Aphrodisierende Cocktails sollen Lust und sexuelles Verlangen durch bestimmte chemische Bestandteile steigern – hier finden Sie 7 Rezepte
Aphrodisierende Cocktails sollen Lust und sexuelles Verlangen durch bestimmte chemische Bestandteile steigern. In vielen Fällen beruht ihre aphrodisierende Wirkung jedoch nicht auf einer wissenschaftlichen Grundlage, sondern auf volkstümlichen Überzeugungen.
Manchmal wirken sie durch Assoziation (Pflanzen, Früchte oder Lebensmittel, deren Aussehen und Form an Genitalien erinnern: geöffnete Erdbeeren oder Äpfel, Birnen, Spargel, Gurken oder Bananen; Muscheln, Austern oder Miesmuscheln); durch eine direkte Wirkung, indem sie dank der Eigenschaften ihrer Zusammensetzung enthemmend wirken (in diese Kategorie fallen alle Arten von Hormonen, Arzneimitteln oder andere Substanzen); und durch Volksglauben (Lebensmittel oder Elemente, denen aufgrund nicht belegter populärer Überlieferungen aphrodisierende Effekte und eine Steigerung des sexuellen Verlangens zugeschrieben werden).
Beispiele für Aphrodisiaka
—Schokolade: Sie gilt als eines der aphrodisierenden Lebensmittel.
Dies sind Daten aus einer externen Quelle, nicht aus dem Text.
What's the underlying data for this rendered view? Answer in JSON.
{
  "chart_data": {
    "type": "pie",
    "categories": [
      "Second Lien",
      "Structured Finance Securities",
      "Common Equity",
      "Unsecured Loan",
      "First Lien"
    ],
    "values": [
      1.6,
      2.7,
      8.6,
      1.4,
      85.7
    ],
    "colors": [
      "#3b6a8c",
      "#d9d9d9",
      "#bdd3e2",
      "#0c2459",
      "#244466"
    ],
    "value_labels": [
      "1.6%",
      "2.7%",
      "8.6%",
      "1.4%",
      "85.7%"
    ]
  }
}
Wissenschaftlich lässt sich dies — zumindest in gewissem Maße — durch die enthaltenen Xanthine erklären, die anregend wirken.
—Rotwein: Er enthält Polyphenole, die die sexuelle Reaktion von Frauen verbessern können. Außerdem finden sich in seiner Zusammensetzung Flavonoide, Substanzen, die die Arterienfunktion unterstützen und zur Gefäßerweiterung beitragen; dadurch fördern sie die Durchblutung des Körpers und können das Sexualleben begünstigen.
—Champagner: Dieses Getränk genießt weltweit den Ruf, unter den Aphrodisiaka besonders anregend zu sein. Wie Wein enthält es eine gewisse Menge Alkohol, dessen enthemmende Wirkung sexuelle Annäherung und Lust fördern kann. Die Perlen regen die Fantasie an. Rezeptvorschlag: Champagner mit Minze.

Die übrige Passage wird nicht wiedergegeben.